Natalie Cunningham, the owner and director of Native Swimwear Australia, showed a colourful collection of swim, jewellery and activewear – all made with recycled marine plastics.
In 2015 Native Swimwear became the first Aboriginal brand to show at New York Fashion Week, and Cunningham’s eye-catching designs featuring prints drawn from the work of indigenous artists made it easy to see why she was selected.
Based on Gubbi Gubbi country in the subtropical foothills of the Glasshouse Mountains, her bold and colourful swimwear reflects its origins on Queensland’s Sunshine Coast, from where she has refined her poolside-glam aesthetic.

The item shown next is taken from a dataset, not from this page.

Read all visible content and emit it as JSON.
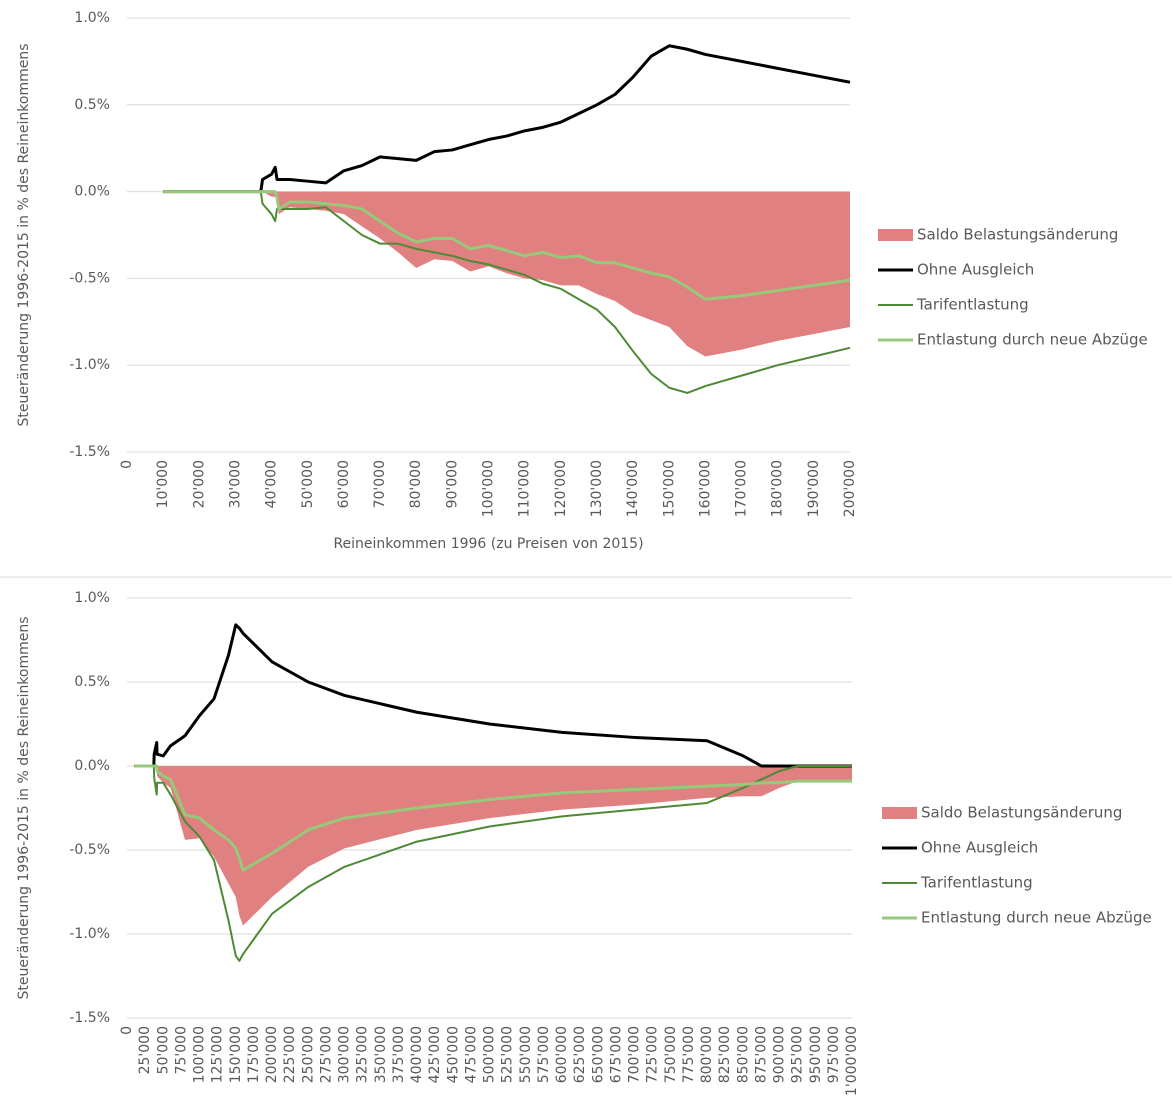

Few designers at Australian Fashion Week distilled the concept of resort wear better than Lillardia Briggs-Houston. Easy tan wrap dresses, billowy bottle green blouses with silky wide leg trousers and midriff-baring print tops with cotton miniskirts were among the pieces the Wiradjuri Yorta Yorta Gangulu designer showed as part of the First Nations Fashion and Design runway.
Each Ngarru Miimi garment was hand-dyed and hand-painted, featuring motifs passed down to Briggs-Houston over three generations on country. She now plans to establish a screen printing facility to employ and upskill the local community.
“The ethos of Ngali is that you can wear the clothes anywhere.”
So says Denni Francisco of her easy wrap dresses, flowing trousers and button-down shirts, all featuring prints translated from artwork by Lindsay Malay from the Warmun Art Centre in Ngali.
In a soft palette of dove greys, ochres, taupe and sky blue, several of the garments featured collars and shoulder straps embroidered by artisans in India. Accessorised with long print scarves that fluttered as models made their way down the runway, the silhouettes and shades of Francisco’s collection as part of the Indigenous Fashion Projects runway show were indeed as wearable as she promised.